La inmaculada

Antes de darle a José la noticia de que estaba embarazada, María se fumó un cigarrillo. No pensaba gestar la criatura, así que haber tomado las precauciones acostumbradas sería un esfuerzo innecesario. Terminó el cigarillo mientras contemplaba el futuro del fruto de su vientre. No demoró en encender un segundo. Inhaló, esta vez, de prisa, cubriendo la boquilla con su mano, pues el anterior lo compartió con el viento y le parecía que ya compartía suficiente. Con cada respiro, aguantaba el humo en sus pulmones, imaginando que traspasaba los tejidos hasta su útero y que la nube negra sofocaba el saco amniótico que llevaba dentro. 

No vas a resolver nada fumando —escuchó a Gabriel.

Lo puedo resolver todo fumando —respondió María. Posó el cigarrillo entre sus labios e inhaló fuerte, su mirada esfumada entre el humo que dejaba escapar.

Dame uno, entonces.

María asintió, pero no le cedió su mirada. Fumaron en silencio, cada cual en el abismo de su consciencia. Además del humo, respiraban la angustia de una vida perdida. María nunca sería la misma. Ambos lo sabían. 

¿Cuándo le vas a decir? —preguntó Gabriel, dejando la colilla caer al piso antes de aplastarla con la bola del pie. 

Más tarde —respondió María. Apagó el cigarrillo con la suela del zapato y guardó la colilla en el bolsillo de su traje. 

¿Hoy? — insistió Gabriel. 

Después insistió María, y encendió otro.

¿Me regalarías un segundo? —preguntó Gabriel con cuidado.

Esta vez, María sí lo miró, pero con poca gracia. Aún así, le dió el cigarrillo y regresó a mirar hacia la nada. El mensajero inclinó su cabeza en agradecimiento y lo guardó detrás de su oreja con miras a fumárselo de regreso a donde vino. Llegó hacía apenas unos días con la noticia y esperaba ansioso por una respuesta. María no quería tener que compartirla con nadie, ni responderle a nadie; no le apetecía la intervención de un extraño y le daba miedo compartirla con su marido. Debía ser suya y solo suya.

¿Y si te lo quedas?

Sin apagar la colilla, María la guardó en su bolsillo, le dio la espalda y se marchó. Gabriel comenzó tras de ella. No reconocía su error. No sabía cómo disculparse. Entonces, clamó con desespero:

¡Por favor, no me dejes! ¡Tengo que regresar con un mensaje! ¡Ten piedad!

La joven paró en seco:

¿No lo sabrá todo?

Debo regresar con un mensaje.

Lo miró de arriba abajo y dijo:

¿Por qué me lo debo quedar? ¿Será un gran rey? 

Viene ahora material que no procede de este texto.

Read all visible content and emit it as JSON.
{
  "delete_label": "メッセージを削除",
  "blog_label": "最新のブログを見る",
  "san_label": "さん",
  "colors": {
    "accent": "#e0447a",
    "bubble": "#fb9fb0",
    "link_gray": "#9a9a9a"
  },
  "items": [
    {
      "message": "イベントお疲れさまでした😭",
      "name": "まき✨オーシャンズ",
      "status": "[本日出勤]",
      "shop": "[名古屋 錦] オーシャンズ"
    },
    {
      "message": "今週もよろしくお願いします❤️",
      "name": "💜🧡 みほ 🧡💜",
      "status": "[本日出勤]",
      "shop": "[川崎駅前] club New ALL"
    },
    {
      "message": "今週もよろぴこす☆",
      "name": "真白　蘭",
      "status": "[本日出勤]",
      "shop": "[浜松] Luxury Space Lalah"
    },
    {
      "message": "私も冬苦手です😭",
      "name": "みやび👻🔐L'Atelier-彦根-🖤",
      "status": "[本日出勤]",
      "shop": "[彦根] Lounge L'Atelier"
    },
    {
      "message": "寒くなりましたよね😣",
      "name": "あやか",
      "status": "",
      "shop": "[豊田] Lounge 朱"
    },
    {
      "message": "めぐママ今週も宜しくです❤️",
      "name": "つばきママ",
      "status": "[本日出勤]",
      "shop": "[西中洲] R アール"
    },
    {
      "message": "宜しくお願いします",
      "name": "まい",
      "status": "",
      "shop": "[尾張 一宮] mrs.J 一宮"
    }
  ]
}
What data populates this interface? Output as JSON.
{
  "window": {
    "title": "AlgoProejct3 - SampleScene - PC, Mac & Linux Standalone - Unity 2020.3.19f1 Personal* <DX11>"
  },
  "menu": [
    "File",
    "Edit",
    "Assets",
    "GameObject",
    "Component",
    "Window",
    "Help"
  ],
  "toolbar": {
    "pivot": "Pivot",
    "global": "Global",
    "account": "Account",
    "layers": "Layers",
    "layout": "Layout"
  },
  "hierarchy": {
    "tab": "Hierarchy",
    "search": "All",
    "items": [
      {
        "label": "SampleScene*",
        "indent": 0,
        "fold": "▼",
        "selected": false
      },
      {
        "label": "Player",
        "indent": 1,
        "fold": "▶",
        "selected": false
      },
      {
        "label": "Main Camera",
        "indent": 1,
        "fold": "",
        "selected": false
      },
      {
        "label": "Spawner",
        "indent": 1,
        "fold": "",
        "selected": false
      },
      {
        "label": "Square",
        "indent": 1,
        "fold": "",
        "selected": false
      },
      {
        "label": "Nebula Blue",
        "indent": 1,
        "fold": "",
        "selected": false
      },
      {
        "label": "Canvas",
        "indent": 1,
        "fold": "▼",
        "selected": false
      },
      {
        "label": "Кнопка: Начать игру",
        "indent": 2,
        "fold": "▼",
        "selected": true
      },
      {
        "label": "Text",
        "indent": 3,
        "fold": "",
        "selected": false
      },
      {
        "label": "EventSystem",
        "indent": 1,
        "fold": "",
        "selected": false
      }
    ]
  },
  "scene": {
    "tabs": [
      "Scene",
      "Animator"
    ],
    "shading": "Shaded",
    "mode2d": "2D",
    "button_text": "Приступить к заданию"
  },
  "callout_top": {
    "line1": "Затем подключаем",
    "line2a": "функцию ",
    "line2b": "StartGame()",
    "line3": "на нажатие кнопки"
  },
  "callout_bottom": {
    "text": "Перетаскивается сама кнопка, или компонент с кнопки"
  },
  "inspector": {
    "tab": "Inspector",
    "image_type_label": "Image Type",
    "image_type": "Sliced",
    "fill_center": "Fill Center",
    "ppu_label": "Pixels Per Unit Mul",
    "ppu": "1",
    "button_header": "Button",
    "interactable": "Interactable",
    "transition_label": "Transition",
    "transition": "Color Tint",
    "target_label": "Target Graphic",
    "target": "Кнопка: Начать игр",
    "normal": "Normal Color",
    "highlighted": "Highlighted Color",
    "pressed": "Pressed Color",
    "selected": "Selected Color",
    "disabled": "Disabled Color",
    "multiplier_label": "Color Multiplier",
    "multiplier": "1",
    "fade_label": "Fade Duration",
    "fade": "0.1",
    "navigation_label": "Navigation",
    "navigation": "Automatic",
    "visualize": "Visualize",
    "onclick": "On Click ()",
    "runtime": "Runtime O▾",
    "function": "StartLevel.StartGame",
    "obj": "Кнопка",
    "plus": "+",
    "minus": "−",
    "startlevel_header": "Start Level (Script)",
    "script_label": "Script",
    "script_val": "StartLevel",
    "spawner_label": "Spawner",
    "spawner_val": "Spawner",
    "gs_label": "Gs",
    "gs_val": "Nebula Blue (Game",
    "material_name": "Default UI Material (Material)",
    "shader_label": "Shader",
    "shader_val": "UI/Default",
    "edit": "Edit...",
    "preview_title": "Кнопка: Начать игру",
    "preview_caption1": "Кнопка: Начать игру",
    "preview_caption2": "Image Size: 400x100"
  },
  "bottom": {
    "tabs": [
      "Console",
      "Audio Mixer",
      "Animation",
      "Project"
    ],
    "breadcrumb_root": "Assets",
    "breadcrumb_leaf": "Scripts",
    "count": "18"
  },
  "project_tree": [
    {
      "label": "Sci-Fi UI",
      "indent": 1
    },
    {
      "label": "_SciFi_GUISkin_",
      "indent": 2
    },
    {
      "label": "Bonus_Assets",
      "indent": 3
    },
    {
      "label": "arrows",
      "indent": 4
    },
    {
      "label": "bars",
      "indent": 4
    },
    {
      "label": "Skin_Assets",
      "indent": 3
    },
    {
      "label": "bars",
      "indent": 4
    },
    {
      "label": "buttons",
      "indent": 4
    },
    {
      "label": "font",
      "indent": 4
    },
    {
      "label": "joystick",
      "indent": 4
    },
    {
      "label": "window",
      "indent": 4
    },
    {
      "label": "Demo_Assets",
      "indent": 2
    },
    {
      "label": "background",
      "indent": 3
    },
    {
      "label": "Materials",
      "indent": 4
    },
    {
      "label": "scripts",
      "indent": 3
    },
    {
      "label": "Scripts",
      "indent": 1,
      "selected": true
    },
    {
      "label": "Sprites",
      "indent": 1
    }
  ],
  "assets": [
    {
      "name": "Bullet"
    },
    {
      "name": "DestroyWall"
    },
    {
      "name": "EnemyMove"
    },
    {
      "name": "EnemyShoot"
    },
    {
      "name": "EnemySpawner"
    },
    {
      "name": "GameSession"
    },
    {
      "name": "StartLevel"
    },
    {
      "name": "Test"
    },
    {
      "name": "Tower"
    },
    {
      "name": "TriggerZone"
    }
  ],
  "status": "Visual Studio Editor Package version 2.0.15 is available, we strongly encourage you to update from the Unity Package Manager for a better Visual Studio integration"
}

¿Quién sabe? Líder de un reino eterno, poder y gloria infinita

No te engañes, Gabriel. Este niño no es Dios para que venga a salvarme.

Bendita tú eres, María. Dios te está dando una oportunidad. 

La joven alcanzó a reírse unos segundos antes de ahogarse en llanto. 

No temas, María. Eres compasión y cordura delante de Dios, pese a quien pese.

Solo Él puede juzgar —suspiró María. Apagó su penúltimo cigarrillo con la suela del zapato y lo guardó en su bolsillo.

Lo siento mucho —dijo Gabriel, despidiéndose con un apretón de hombro. 

Hágase conmigo conforme a su palabra —respondió sin mirarlo, buscando en el horizonte una revelación que no vendría pronto

Años después, murió María con el último cigarrillo en mano apenas acabado de encender y un gran hombre entre sus brazos.